Un significado de imponer responsabilidad en los dueños de perros por ataques los cuales resultan en lesiones es la imposición de responsabilidad estricta en contra de dicho dueño. [1] Para recuperar una demanda de responsabilidad estricta por una lesión por un animal domesticado peligroso, como un perro, se debe de demostrar que: (1) el acusado era el dueño o poseedor del animal; (2) el animal tenía propensiones peligrosas anormales a su clase; (3) el acusado sabía o tenía razón para conocer que el animal tenía propensiones peligrosas; y (4) esas propensiones fueron una causa de las lesiones del demandante. Ver Thompson v. Curtis, 127 S. W.3d 446, 451 (Tex. App.- Dallas 2004, no pet.); Villarreal v. Elizondo, La necesidad de establecer conocimiento en alguna propensión peligrosa de parte del animal en cuestión ha aumentado a que la responsabilidad estricta sea referenciada como la llamada “regla de una mordida”. [2]

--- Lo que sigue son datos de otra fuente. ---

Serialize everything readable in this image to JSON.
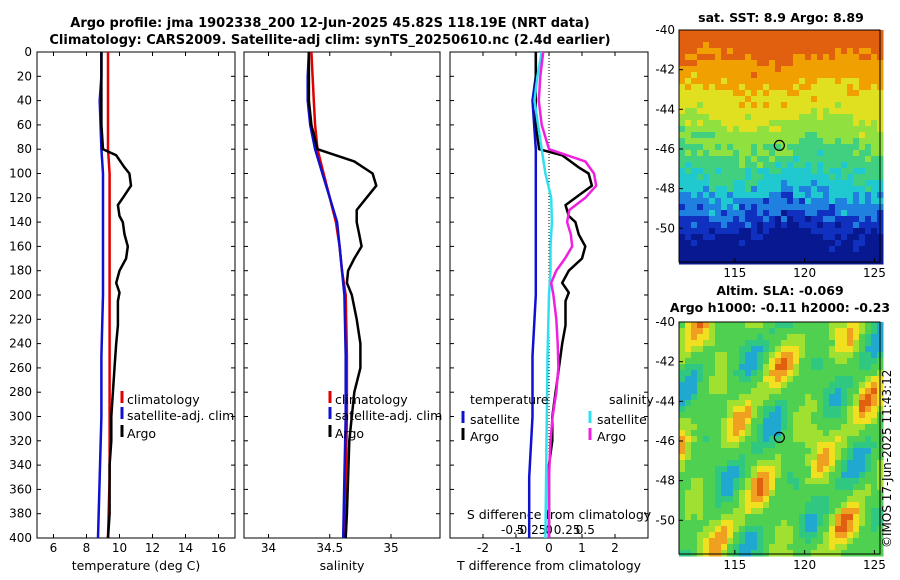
{
  "header": {
    "title_line1": "Argo profile: jma 1902338_200 12-Jun-2025 45.82S 118.19E (NRT data)",
    "title_line2": "Climatology: CARS2009. Satellite-adj clim: synTS_20250610.nc (2.4d earlier)"
  },
  "map_sst": {
    "title": "sat. SST: 8.9 Argo: 8.89",
    "yticks": [
      "-40",
      "-42",
      "-44",
      "-46",
      "-48",
      "-50"
    ],
    "xticks": [
      "115",
      "120",
      "125"
    ]
  },
  "map_sla": {
    "title_line1": "Altim. SLA: -0.069",
    "title_line2": "Argo h1000: -0.11 h2000: -0.23",
    "yticks": [
      "-40",
      "-42",
      "-44",
      "-46",
      "-48",
      "-50"
    ],
    "xticks": [
      "115",
      "120",
      "125"
    ]
  },
  "credit": "©IMOS 17-Jun-2025 11:43:12",
  "colors": {
    "climatology": "#e00000",
    "satellite": "#1010d0",
    "argo": "#000000",
    "sat_salinity": "#30e0f0",
    "argo_salinity": "#f020e0"
  },
  "chart_data": [
    {
      "type": "line",
      "xlabel": "temperature (deg C)",
      "ylabel": "",
      "xlim": [
        5,
        17
      ],
      "ylim": [
        400,
        0
      ],
      "xticks": [
        "6",
        "8",
        "10",
        "12",
        "14",
        "16"
      ],
      "yticks": [
        "0",
        "20",
        "40",
        "60",
        "80",
        "100",
        "120",
        "140",
        "160",
        "180",
        "200",
        "220",
        "240",
        "260",
        "280",
        "300",
        "320",
        "340",
        "360",
        "380",
        "400"
      ],
      "legend": [
        "climatology",
        "satellite-adj. clim",
        "Argo"
      ],
      "series": [
        {
          "name": "climatology",
          "depth": [
            0,
            50,
            80,
            100,
            150,
            200,
            250,
            300,
            350,
            400
          ],
          "values": [
            9.3,
            9.3,
            9.3,
            9.4,
            9.4,
            9.4,
            9.4,
            9.4,
            9.4,
            9.3
          ]
        },
        {
          "name": "satellite-adj. clim",
          "depth": [
            0,
            20,
            40,
            80,
            100,
            150,
            200,
            250,
            300,
            350,
            400
          ],
          "values": [
            8.9,
            8.9,
            8.8,
            8.9,
            9.0,
            9.0,
            9.0,
            8.9,
            8.9,
            8.8,
            8.7
          ]
        },
        {
          "name": "Argo",
          "depth": [
            0,
            40,
            60,
            80,
            85,
            95,
            100,
            110,
            118,
            126,
            135,
            140,
            150,
            160,
            170,
            180,
            190,
            198,
            205,
            215,
            225,
            240,
            260,
            280,
            300,
            320,
            340,
            360,
            380,
            400
          ],
          "values": [
            8.9,
            8.9,
            8.9,
            9.0,
            9.8,
            10.3,
            10.6,
            10.7,
            10.3,
            9.9,
            10.0,
            10.2,
            10.3,
            10.5,
            10.4,
            10.0,
            9.8,
            10.0,
            9.9,
            9.9,
            9.9,
            9.8,
            9.7,
            9.6,
            9.5,
            9.5,
            9.4,
            9.4,
            9.4,
            9.3
          ]
        }
      ]
    },
    {
      "type": "line",
      "xlabel": "salinity",
      "ylabel": "",
      "xlim": [
        33.8,
        35.4
      ],
      "ylim": [
        400,
        0
      ],
      "xticks": [
        "34",
        "34.5",
        "35"
      ],
      "legend": [
        "climatology",
        "satellite-adj. clim",
        "Argo"
      ],
      "series": [
        {
          "name": "climatology",
          "depth": [
            0,
            20,
            40,
            60,
            80,
            100,
            120,
            140,
            160,
            180,
            200,
            250,
            300,
            350,
            400
          ],
          "values": [
            34.35,
            34.36,
            34.37,
            34.38,
            34.4,
            34.45,
            34.5,
            34.55,
            34.58,
            34.6,
            34.63,
            34.64,
            34.64,
            34.63,
            34.62
          ]
        },
        {
          "name": "satellite-adj. clim",
          "depth": [
            0,
            20,
            40,
            60,
            80,
            100,
            120,
            140,
            160,
            180,
            200,
            250,
            300,
            350,
            400
          ],
          "values": [
            34.33,
            34.32,
            34.32,
            34.34,
            34.38,
            34.44,
            34.5,
            34.56,
            34.58,
            34.6,
            34.62,
            34.63,
            34.63,
            34.62,
            34.61
          ]
        },
        {
          "name": "Argo",
          "depth": [
            0,
            20,
            40,
            60,
            80,
            90,
            100,
            110,
            120,
            130,
            140,
            150,
            160,
            170,
            180,
            190,
            200,
            220,
            240,
            260,
            280,
            300,
            320,
            350,
            380,
            400
          ],
          "values": [
            34.33,
            34.33,
            34.33,
            34.35,
            34.4,
            34.7,
            34.85,
            34.88,
            34.8,
            34.72,
            34.72,
            34.74,
            34.76,
            34.7,
            34.65,
            34.64,
            34.68,
            34.72,
            34.75,
            34.75,
            34.7,
            34.68,
            34.66,
            34.65,
            34.64,
            34.63
          ]
        }
      ]
    },
    {
      "type": "line",
      "xlabel": "T difference from climatology",
      "ylabel": "",
      "xlim": [
        -3,
        3
      ],
      "ylim": [
        400,
        0
      ],
      "xticks": [
        "-2",
        "-1",
        "0",
        "1",
        "2"
      ],
      "top_xlabel": "S difference from climatology",
      "top_xticks": [
        "-0.5",
        "-0.25",
        "0",
        "0.25",
        "0.5"
      ],
      "legend_titles": [
        "temperature",
        "salinity"
      ],
      "legend": [
        "satellite",
        "Argo",
        "satellite",
        "Argo"
      ],
      "series": [
        {
          "name": "temperature satellite",
          "depth": [
            0,
            20,
            40,
            80,
            100,
            150,
            200,
            250,
            300,
            350,
            400
          ],
          "values": [
            -0.4,
            -0.4,
            -0.5,
            -0.4,
            -0.4,
            -0.4,
            -0.4,
            -0.5,
            -0.5,
            -0.6,
            -0.6
          ]
        },
        {
          "name": "temperature Argo",
          "depth": [
            0,
            40,
            60,
            80,
            85,
            95,
            100,
            110,
            118,
            126,
            135,
            140,
            150,
            160,
            170,
            180,
            190,
            198,
            205,
            215,
            225,
            240,
            260,
            280,
            300,
            320,
            340,
            360,
            380,
            400
          ],
          "values": [
            -0.4,
            -0.4,
            -0.4,
            -0.3,
            0.4,
            0.9,
            1.2,
            1.3,
            0.9,
            0.5,
            0.6,
            0.8,
            0.9,
            1.1,
            1.0,
            0.6,
            0.4,
            0.6,
            0.5,
            0.5,
            0.5,
            0.4,
            0.3,
            0.2,
            0.1,
            0.1,
            0.0,
            0.0,
            0.0,
            0.0
          ]
        },
        {
          "name": "salinity satellite",
          "depth": [
            0,
            20,
            40,
            60,
            80,
            100,
            120,
            140,
            160,
            180,
            200,
            250,
            300,
            350,
            400
          ],
          "values": [
            -0.1,
            -0.16,
            -0.2,
            -0.15,
            -0.1,
            -0.05,
            0.03,
            0.04,
            0.02,
            0.02,
            0.0,
            -0.02,
            -0.03,
            -0.04,
            -0.05
          ]
        },
        {
          "name": "salinity Argo",
          "depth": [
            0,
            20,
            40,
            60,
            80,
            90,
            100,
            110,
            120,
            130,
            140,
            150,
            160,
            170,
            180,
            190,
            200,
            220,
            240,
            260,
            280,
            300,
            320,
            350,
            380,
            400
          ],
          "values": [
            -0.08,
            -0.12,
            -0.14,
            -0.1,
            0.0,
            0.5,
            0.62,
            0.65,
            0.5,
            0.28,
            0.25,
            0.3,
            0.32,
            0.22,
            0.1,
            0.03,
            0.06,
            0.1,
            0.12,
            0.13,
            0.1,
            0.05,
            0.02,
            0.0,
            0.0,
            0.0
          ]
        }
      ]
    }
  ]
}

Como nuestras cortes han explicado, “en un caso de mordedura de perro el asunto controlado para ser determinado es si la parte que se queja en contra ha mantenido o albergado con conocimiento a un perro agresivo”. Arrington Funeral Home v. Taylor, 474 S.W.2d 299, 300 (Tex.Civ.App.–Eastland 1971, writ ref’d n.r.e.). Dicho diferente, la regla de una mordida proporciona que un “dueño, sea negligente o no, sabiendo que su perro es bravo, es responsable por las lesiones a [una] persona por ser mordido”. Bly v. Swafford, 199 S.W.2d 1015, 1016 (Tex.Civ.App.–Dallas 1947, no writ). Como nuestras cortes han notado, esta regla no significa enfocarse de ninguna manera en una raza particular del perro que se involucre en el ataque. Vea Allen ex rel. B.A. v. Albin, 97 S.W.3d 655, 664, n. 6 (Tex.App.–Waco 2002, no pet.). Además, el hecho de que el perro que ataque puede ser un pit bull, o una raza similar con una percepción pública de hostilidad, no será hecha la presunción de hostilidad para propósitos de establecer responsabilidad.

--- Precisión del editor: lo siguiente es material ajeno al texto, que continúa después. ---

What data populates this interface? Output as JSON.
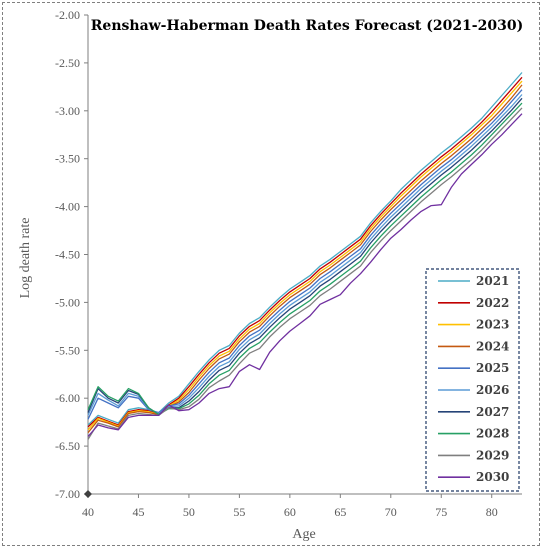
{
  "chart_data": {
    "type": "line",
    "title": "Renshaw-Haberman Death Rates Forecast (2021-2030)",
    "xlabel": "Age",
    "ylabel": "Log death rate",
    "xlim": [
      40,
      83
    ],
    "ylim": [
      -7.0,
      -2.0
    ],
    "xticks": [
      "40",
      "45",
      "50",
      "55",
      "60",
      "65",
      "70",
      "75",
      "80"
    ],
    "yticks": [
      "-2.00",
      "-2.50",
      "-3.00",
      "-3.50",
      "-4.00",
      "-4.50",
      "-5.00",
      "-5.50",
      "-6.00",
      "-6.50",
      "-7.00"
    ],
    "grid": false,
    "legend_position": "bottom-right",
    "x": [
      40,
      41,
      42,
      43,
      44,
      45,
      46,
      47,
      48,
      49,
      50,
      51,
      52,
      53,
      54,
      55,
      56,
      57,
      58,
      59,
      60,
      61,
      62,
      63,
      64,
      65,
      66,
      67,
      68,
      69,
      70,
      71,
      72,
      73,
      74,
      75,
      76,
      77,
      78,
      79,
      80,
      81,
      82,
      83
    ],
    "series": [
      {
        "name": "2021",
        "color": "#4bacc6",
        "values": [
          -6.28,
          -6.18,
          -6.22,
          -6.26,
          -6.12,
          -6.1,
          -6.12,
          -6.15,
          -6.05,
          -5.98,
          -5.85,
          -5.72,
          -5.6,
          -5.5,
          -5.45,
          -5.32,
          -5.22,
          -5.16,
          -5.05,
          -4.95,
          -4.86,
          -4.79,
          -4.72,
          -4.62,
          -4.55,
          -4.47,
          -4.39,
          -4.31,
          -4.17,
          -4.05,
          -3.94,
          -3.82,
          -3.72,
          -3.62,
          -3.53,
          -3.44,
          -3.36,
          -3.27,
          -3.18,
          -3.08,
          -2.96,
          -2.84,
          -2.72,
          -2.6
        ]
      },
      {
        "name": "2022",
        "color": "#c00000",
        "values": [
          -6.3,
          -6.2,
          -6.24,
          -6.28,
          -6.14,
          -6.12,
          -6.13,
          -6.16,
          -6.07,
          -6.0,
          -5.88,
          -5.75,
          -5.63,
          -5.53,
          -5.48,
          -5.35,
          -5.25,
          -5.19,
          -5.08,
          -4.98,
          -4.89,
          -4.82,
          -4.75,
          -4.65,
          -4.58,
          -4.5,
          -4.42,
          -4.34,
          -4.2,
          -4.08,
          -3.97,
          -3.86,
          -3.76,
          -3.66,
          -3.57,
          -3.48,
          -3.4,
          -3.31,
          -3.22,
          -3.12,
          -3.01,
          -2.89,
          -2.77,
          -2.65
        ]
      },
      {
        "name": "2023",
        "color": "#ffc000",
        "values": [
          -6.33,
          -6.21,
          -6.25,
          -6.29,
          -6.15,
          -6.13,
          -6.14,
          -6.17,
          -6.08,
          -6.02,
          -5.91,
          -5.78,
          -5.66,
          -5.56,
          -5.51,
          -5.38,
          -5.28,
          -5.22,
          -5.11,
          -5.01,
          -4.92,
          -4.85,
          -4.78,
          -4.68,
          -4.61,
          -4.53,
          -4.45,
          -4.37,
          -4.23,
          -4.11,
          -4.0,
          -3.89,
          -3.79,
          -3.69,
          -3.6,
          -3.51,
          -3.43,
          -3.34,
          -3.25,
          -3.15,
          -3.05,
          -2.93,
          -2.81,
          -2.69
        ]
      },
      {
        "name": "2024",
        "color": "#c55a11",
        "values": [
          -6.36,
          -6.23,
          -6.26,
          -6.3,
          -6.16,
          -6.14,
          -6.15,
          -6.17,
          -6.09,
          -6.04,
          -5.94,
          -5.81,
          -5.69,
          -5.59,
          -5.54,
          -5.41,
          -5.31,
          -5.25,
          -5.14,
          -5.04,
          -4.95,
          -4.88,
          -4.81,
          -4.71,
          -4.64,
          -4.56,
          -4.48,
          -4.4,
          -4.26,
          -4.14,
          -4.03,
          -3.93,
          -3.83,
          -3.73,
          -3.64,
          -3.55,
          -3.47,
          -3.38,
          -3.29,
          -3.19,
          -3.09,
          -2.98,
          -2.86,
          -2.73
        ]
      },
      {
        "name": "2025",
        "color": "#4472c4",
        "values": [
          -6.22,
          -6.0,
          -6.05,
          -6.1,
          -5.98,
          -6.0,
          -6.12,
          -6.15,
          -6.08,
          -6.06,
          -5.97,
          -5.85,
          -5.73,
          -5.63,
          -5.58,
          -5.45,
          -5.35,
          -5.29,
          -5.18,
          -5.08,
          -4.99,
          -4.92,
          -4.85,
          -4.75,
          -4.68,
          -4.6,
          -4.52,
          -4.44,
          -4.3,
          -4.18,
          -4.07,
          -3.97,
          -3.87,
          -3.77,
          -3.68,
          -3.59,
          -3.51,
          -3.42,
          -3.33,
          -3.23,
          -3.13,
          -3.02,
          -2.9,
          -2.78
        ]
      },
      {
        "name": "2026",
        "color": "#5b9bd5",
        "values": [
          -6.18,
          -5.95,
          -6.02,
          -6.08,
          -5.95,
          -5.98,
          -6.11,
          -6.16,
          -6.09,
          -6.08,
          -6.0,
          -5.89,
          -5.77,
          -5.67,
          -5.62,
          -5.49,
          -5.39,
          -5.33,
          -5.22,
          -5.12,
          -5.03,
          -4.96,
          -4.89,
          -4.79,
          -4.72,
          -4.64,
          -4.56,
          -4.48,
          -4.34,
          -4.22,
          -4.11,
          -4.01,
          -3.91,
          -3.81,
          -3.72,
          -3.63,
          -3.55,
          -3.46,
          -3.37,
          -3.27,
          -3.17,
          -3.06,
          -2.95,
          -2.83
        ]
      },
      {
        "name": "2027",
        "color": "#264478",
        "values": [
          -6.15,
          -5.9,
          -6.0,
          -6.05,
          -5.92,
          -5.96,
          -6.1,
          -6.17,
          -6.1,
          -6.1,
          -6.03,
          -5.93,
          -5.81,
          -5.71,
          -5.66,
          -5.53,
          -5.43,
          -5.37,
          -5.26,
          -5.16,
          -5.07,
          -5.0,
          -4.93,
          -4.83,
          -4.76,
          -4.68,
          -4.6,
          -4.52,
          -4.38,
          -4.26,
          -4.15,
          -4.05,
          -3.95,
          -3.85,
          -3.76,
          -3.67,
          -3.59,
          -3.5,
          -3.41,
          -3.31,
          -3.21,
          -3.1,
          -2.99,
          -2.87
        ]
      },
      {
        "name": "2028",
        "color": "#27a065",
        "values": [
          -6.12,
          -5.88,
          -5.98,
          -6.03,
          -5.9,
          -5.95,
          -6.1,
          -6.17,
          -6.11,
          -6.11,
          -6.06,
          -5.97,
          -5.85,
          -5.76,
          -5.71,
          -5.58,
          -5.48,
          -5.42,
          -5.31,
          -5.21,
          -5.12,
          -5.05,
          -4.98,
          -4.88,
          -4.81,
          -4.73,
          -4.65,
          -4.57,
          -4.43,
          -4.31,
          -4.2,
          -4.1,
          -4.0,
          -3.9,
          -3.81,
          -3.72,
          -3.64,
          -3.55,
          -3.46,
          -3.36,
          -3.25,
          -3.14,
          -3.03,
          -2.92
        ]
      },
      {
        "name": "2029",
        "color": "#7f7f7f",
        "values": [
          -6.43,
          -6.26,
          -6.29,
          -6.32,
          -6.18,
          -6.16,
          -6.17,
          -6.18,
          -6.1,
          -6.12,
          -6.09,
          -6.01,
          -5.89,
          -5.82,
          -5.76,
          -5.64,
          -5.53,
          -5.48,
          -5.36,
          -5.26,
          -5.17,
          -5.1,
          -5.03,
          -4.93,
          -4.86,
          -4.78,
          -4.7,
          -4.62,
          -4.48,
          -4.36,
          -4.25,
          -4.15,
          -4.05,
          -3.95,
          -3.86,
          -3.77,
          -3.69,
          -3.6,
          -3.51,
          -3.41,
          -3.3,
          -3.19,
          -3.08,
          -2.97
        ]
      },
      {
        "name": "2030",
        "color": "#7030a0",
        "values": [
          -6.4,
          -6.28,
          -6.31,
          -6.33,
          -6.2,
          -6.18,
          -6.18,
          -6.18,
          -6.07,
          -6.13,
          -6.12,
          -6.05,
          -5.95,
          -5.9,
          -5.88,
          -5.72,
          -5.65,
          -5.7,
          -5.52,
          -5.4,
          -5.3,
          -5.22,
          -5.14,
          -5.02,
          -4.97,
          -4.92,
          -4.8,
          -4.7,
          -4.58,
          -4.45,
          -4.33,
          -4.24,
          -4.14,
          -4.05,
          -3.99,
          -3.98,
          -3.8,
          -3.66,
          -3.56,
          -3.46,
          -3.35,
          -3.25,
          -3.14,
          -3.03
        ]
      }
    ]
  }
}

[1] Otros significados de imponer responsabilidad al dueño de un ataque de perro incluye negligencia (por ejemplo manejo negligente de un animal), y negligencia per se (por ejemplo, violación de las ordenanzas).

[2] Aunque referido como “regla de una mordida”, debe ser notado que una mordida no es la única acción agresiva la cual aumentará la presunción de conocimiento de propensiones de bravura.